Adds Ravi Singh, editor-in-chief, Penguin India, “It’s natural since more books are being published and there’s a greater variety of writers and more retail outlets too.”

The book lists are slowly expanding — and deepening. “New genres are being explored today,” says Abraham.
The fastest-growing genre is chicklit, with Kala’s Almost Single selling 50,000 copies. “Chicklit has come into its own the fastest because there’s a crystal clear audience for it,” says Abraham. Hachette released Faking It by Amrita Chowdhury this year. And coming up is Sangita Nair’s She’s A Jolly Good Fellow about women in the army.Meanwhile, publishers like Penguin and Westland are promoting radically new genres like the graphic novel.

Westland has released two graphic novels so far. Coming up is Lie by architect Gautam Bhatia. Renuka Chatterjee, chief editor, Westland says: “We’re interested in the graphic novel. Let’s say we’ve opened a window to the genre.”
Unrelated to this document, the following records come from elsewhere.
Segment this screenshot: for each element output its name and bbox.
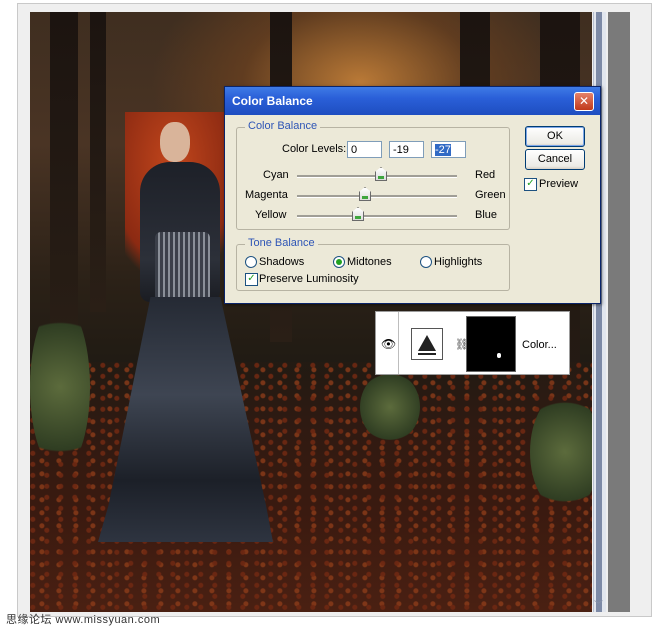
cyan-red-slider-thumb[interactable] (375, 167, 387, 181)
layer-row-color-balance[interactable]: 👁 ⛓ Color... (375, 311, 570, 375)
magenta-green-slider-track[interactable] (297, 195, 457, 198)
tree-trunk (90, 12, 106, 312)
green-label: Green (475, 189, 506, 201)
color-balance-group: Color Balance Color Levels: 0 -19 -27 Cy… (236, 120, 510, 230)
fern-bush (30, 302, 90, 472)
ok-button[interactable]: OK (525, 126, 585, 147)
layer-mask-thumbnail[interactable] (466, 316, 516, 372)
site-watermark: 思缘论坛 www.missyuan.com (6, 614, 161, 626)
cancel-button[interactable]: Cancel (525, 149, 585, 170)
layer-divider (398, 312, 399, 374)
cyan-label: Cyan (263, 169, 289, 181)
layer-name[interactable]: Color... (522, 339, 557, 351)
magenta-green-slider-thumb[interactable] (359, 187, 371, 201)
chevron-down-icon[interactable]: ﹀ (594, 598, 603, 611)
cyan-red-level-input[interactable]: 0 (347, 141, 382, 158)
color-levels-label: Color Levels: (282, 143, 347, 155)
woman-corset (155, 232, 210, 302)
tone-balance-group: Tone Balance Shadows Midtones Highlights… (236, 237, 510, 291)
yellow-blue-level-input[interactable]: -27 (431, 141, 466, 158)
yellow-blue-slider-thumb[interactable] (352, 207, 364, 221)
fern-bush (360, 372, 420, 442)
fern-bush (530, 392, 592, 512)
dialog-titlebar[interactable]: Color Balance ✕ (225, 87, 600, 115)
highlights-radio[interactable] (420, 256, 432, 268)
close-button[interactable]: ✕ (574, 92, 594, 111)
yellow-blue-slider-track[interactable] (297, 215, 457, 218)
highlights-label: Highlights (434, 256, 483, 268)
yellow-label: Yellow (255, 209, 287, 221)
side-panel (608, 12, 630, 612)
preserve-luminosity-checkbox[interactable]: ✓ (245, 273, 258, 286)
color-balance-icon[interactable] (411, 328, 443, 360)
shadows-label: Shadows (259, 256, 305, 268)
magenta-green-level-input[interactable]: -19 (389, 141, 424, 158)
color-balance-dialog: Color Balance ✕ Color Balance Color Leve… (224, 86, 601, 304)
magenta-label: Magenta (245, 189, 288, 201)
eye-icon[interactable]: 👁 (381, 337, 396, 351)
red-label: Red (475, 169, 496, 181)
blue-label: Blue (475, 209, 498, 221)
woman-face (160, 122, 190, 162)
midtones-label: Midtones (347, 256, 392, 268)
preview-checkbox[interactable]: ✓ (524, 178, 537, 191)
preserve-luminosity-label: Preserve Luminosity (259, 273, 359, 285)
group-label: Tone Balance (245, 237, 318, 249)
dialog-title: Color Balance (232, 94, 313, 108)
shadows-radio[interactable] (245, 256, 257, 268)
midtones-radio[interactable] (333, 256, 345, 268)
group-label: Color Balance (245, 120, 321, 132)
preview-label: Preview (539, 178, 579, 190)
Graphic novels aren’t selling in large numbers yet. Also, the writers are few like Penguin’s Sarnath Banerjee or HarperCollins’s Amruta Patil. But the space is opening up. “That’s becoming a well-defined genre. I think it will grow though it won’t become a huge segment,” says Penguin India’s Singh.Then, there’s the fantasy novel, which began with writers like Samit Basu and Ashok Banker from Penguin. There’s at least one fantasy novel published a year today. Zubaan did Payal Dhar’s Shadow in Eternity trilogy for young adults and Anil Menon’s The Beast with Nine Billion Feet recently. HarperCollins is also publishing two fantasy novels next year.The publishers want to cater to the widest reading tastes possible. That means they aren’t ignoring the literary novel either.
Of course, the publishers face several challenges in developing the genres. For one, there’s the challenge of finding and developing writers. “I’d certainly like to see more good detective fiction and more humour too,” says Westland’s Chatterjee.Hachette’s Abraham believes bookstores need to penetrate to smaller towns and book prices need to increase too for the genres to develop. The publishers are confident that in time, these things will happen. For now, though, they’ve written the opening scene of the Great Indian Book Bazaar. The denouement remains to be seen.